According to Heather Hansman of, Amsterdam Airport Schiphol is the fourth-busiest airport in Europe and boasts almost 1,600 flights per day. With so much traffic, the low-frequency ground noise can be bothersome to neighboring homes.

To combat the noise issue, airport officials brought in the Netherlands Organization for Applied Scientific Research to conduct a study on the area in 2008. The team discovered that the noise levels went down in the fall when the farmers plowed their fields and left rows of dirt mounds.

With the help of H+N+S Landscape Architects and artist Paul De Kort, officials designed and built an 80-acre maze-like park dubbed the Buitenschot Land Art Park. The area consists of triangular furrows with six-foot high ridges meant to dull the sound from the airport.

Standard sound-blocking solutions like the walls seen along major highways do not work with as well with low-frequency ground noise. The rows of furrows are separated by enough distance, though, to block the sound waves as they make their way along the ground.

In between the furrows and ridges, De Kort also designed mini parks, bike paths and art pieces meant to make give this area a second purpose. Not only will the Buitenschot Land Art Park help keep the low-frequency ground noise down for the surrounding area, but it will also give locals a community park to enjoy.

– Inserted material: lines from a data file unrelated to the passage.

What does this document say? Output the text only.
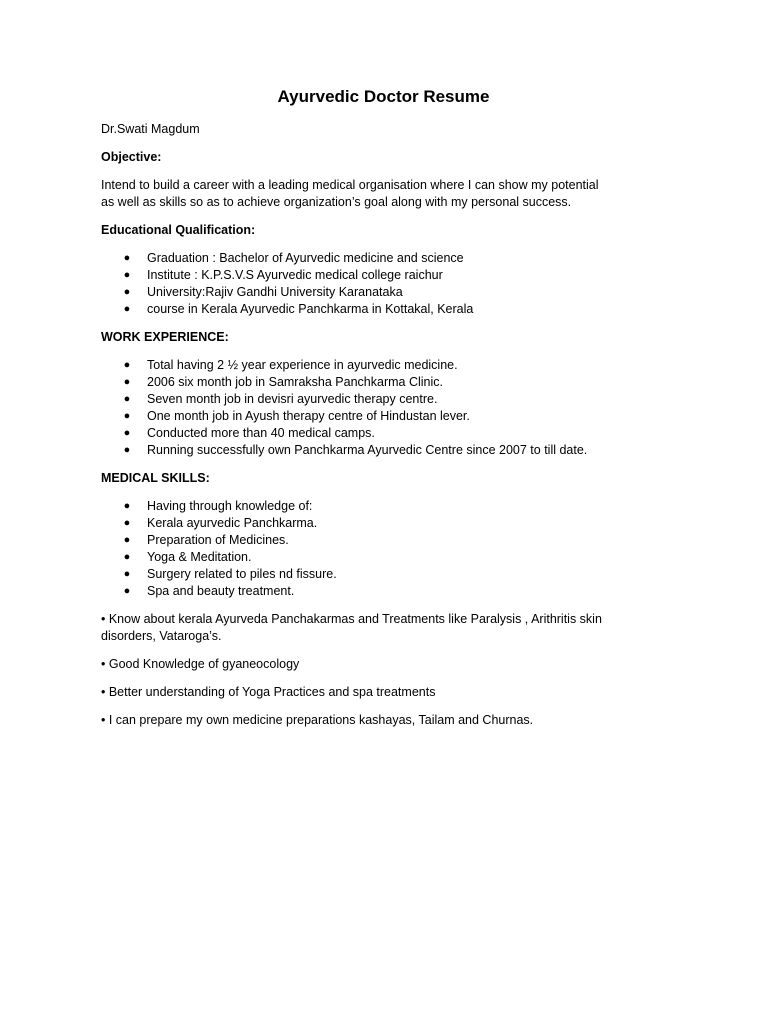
Ayurvedic Doctor Resume

Dr.Swati Magdum

Objective:

Intend to build a career with a leading medical organisation where I can show my potential as well as skills so as to achieve organization’s goal along with my personal success.

Educational Qualification:

● Graduation : Bachelor of Ayurvedic medicine and science
● Institute : K.P.S.V.S Ayurvedic medical college raichur
● University:Rajiv Gandhi University Karanataka
● course in Kerala Ayurvedic Panchkarma in Kottakal, Kerala

WORK EXPERIENCE:

● Total having 2 ½ year experience in ayurvedic medicine.
● 2006 six month job in Samraksha Panchkarma Clinic.
● Seven month job in devisri ayurvedic therapy centre.
● One month job in Ayush therapy centre of Hindustan lever.
● Conducted more than 40 medical camps.
● Running successfully own Panchkarma Ayurvedic Centre since 2007 to till date.

MEDICAL SKILLS:

● Having through knowledge of:
● Kerala ayurvedic Panchkarma.
● Preparation of Medicines.
● Yoga & Meditation.
● Surgery related to piles nd fissure.
● Spa and beauty treatment.

• Know about kerala Ayurveda Panchakarmas and Treatments like Paralysis , Arithritis skin disorders, Vataroga’s.

• Good Knowledge of gyaneocology

• Better understanding of Yoga Practices and spa treatments

• I can prepare my own medicine preparations kashayas, Tailam and Churnas.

Testing took place throughout 2014 on the park that officially opened in 2013, according to Hansman, and the findings showed that the sound levels at 35 noise monitoring points were now all at acceptable levels.

Testing in the United States about the impact of sounds from the airport on the local environment have been going on for years, and the hope is that success stories like the Buitenschot Land Art Park will convince more airports to try different and creative techniques of sound reduction.